PostPosted: Fri Feb 18, 2011 11:21 pm
by supermodel
it seems that a more "prestigious" network like Fox would spend more money to produce an episode of Fringe as opposed to Syfy or some other lesser known cable network. I'd assume that (may) mean lower salaries for the actors, lower production budgets, etc which would, in all likelihood, affect the show's narrative.


That's not really an issue, as FOX does not produce the show and neither would Syfy. Fringe is produced by Warner Brothers Studios, and FOX pays them a few to show the episodes. If any netwrok is not willing to pay a few that is acceptable to WB, they don't get the show. I am not sure why, but I doubt WB would be willing to compromise the production values just to keept he show on the air. It would be easier to cancel thos show and produce something else that somebody wants to buy.

You can't compare Fringe to the X Files, at least not ratings-wise. The X Files aired during a different time; it went off the air in 2002, long before the proliferation of quality cable shows and long before audiences became so fragmented. There were basically still only about five networks back then. And still, the X Files did not get huge ratings. Although the numbers were bigger than Fringe's, they were not big for their time.

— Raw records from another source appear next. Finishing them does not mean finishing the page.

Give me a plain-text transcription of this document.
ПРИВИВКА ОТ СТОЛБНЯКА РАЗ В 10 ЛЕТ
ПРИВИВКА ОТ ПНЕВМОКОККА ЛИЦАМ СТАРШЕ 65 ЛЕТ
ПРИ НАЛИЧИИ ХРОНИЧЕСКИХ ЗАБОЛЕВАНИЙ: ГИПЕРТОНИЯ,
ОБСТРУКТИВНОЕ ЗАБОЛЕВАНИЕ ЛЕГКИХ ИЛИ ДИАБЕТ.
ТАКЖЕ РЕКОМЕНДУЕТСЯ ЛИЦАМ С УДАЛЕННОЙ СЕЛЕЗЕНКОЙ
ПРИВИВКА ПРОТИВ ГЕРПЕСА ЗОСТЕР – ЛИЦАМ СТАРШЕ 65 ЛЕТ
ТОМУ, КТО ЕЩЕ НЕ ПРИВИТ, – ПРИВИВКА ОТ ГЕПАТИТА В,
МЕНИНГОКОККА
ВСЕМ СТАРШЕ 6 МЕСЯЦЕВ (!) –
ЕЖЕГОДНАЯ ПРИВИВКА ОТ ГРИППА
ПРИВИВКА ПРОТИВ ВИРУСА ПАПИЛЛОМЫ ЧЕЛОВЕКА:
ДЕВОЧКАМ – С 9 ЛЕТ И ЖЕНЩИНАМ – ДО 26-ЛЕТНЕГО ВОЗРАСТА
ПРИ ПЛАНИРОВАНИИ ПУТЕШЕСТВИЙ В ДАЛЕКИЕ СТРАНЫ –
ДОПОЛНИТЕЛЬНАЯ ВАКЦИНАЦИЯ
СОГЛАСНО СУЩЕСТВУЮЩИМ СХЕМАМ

It was never in the top ten and only for four seasons was it in the top 30. With that said, I agree with everything you guys said about it being a landmark show, that it fit a need and found an audience, etc.

With regard to your remarks about Lost .. I think one thing that's becoming obvious is that audiences are not responding to complex serialized prgrams, and in the audience's defense it is difficult for new viewers to engage after the first two seasons or so. Lost saw it's numbers decline year after year, and look at the recent graveyard of similar genre shows: Undercovers, The Event, Persons Unknown, Happytown, Caprica, and on and on. Right now, audiences are into procedurals and reality.

Re: If Fringe gets canceled...

PostPosted: Fri Feb 18, 2011 11:46 pm
by Lockes disciple
Well, there you go supermodel. I wasn't aware of the exact process of television production, but what you've explained makes sense.

I'm sure it's true that the market for television was much different 15 years ago during X-Files' run. According to wikipedia the ratings for X-Files was averaging about 10 million viewers, even as high as 17 million at one point. Plus, the show went for 9 seasons and I would consider that to be indicative that it was a hit show. Furthermore, I don't think X-Files was ever in danger of being cancelled the way Fringe seems to be. But, as you said, I'm sure the industry was different back then. I don't doubt that X-Files wasn't the biggest show on television, but it was certainly a hit, spawned a spin-off, two movies, and launched the careers of David Duchovny and Gillian Anderson.

I agree that procedurals and reality seem to be the big thing now... much to my chagrin.

Re: If Fringe gets canceled...

PostPosted: Sun Feb 20, 2011 5:54 pm
by WJames
I agree that procedurals and reality seem to be the big thing now.

You Americanos are strange people...

It's crappy that we from the rest of the world have to rely on you people to keep quality shows on the air, especially when most of you would rather watch six versions of CSI and Law and Order rather then Fringe or similar quality shows. Thank God for blossoming of the cable shows who don't demand massive live audience to be kept alive.

p.s. I didn't mean anything of the above as an offense to USA, just that the best TV comes from you, but at the same time you have a nasty habit of killing that same quality TV prematurely in favor of no brainer type of shows.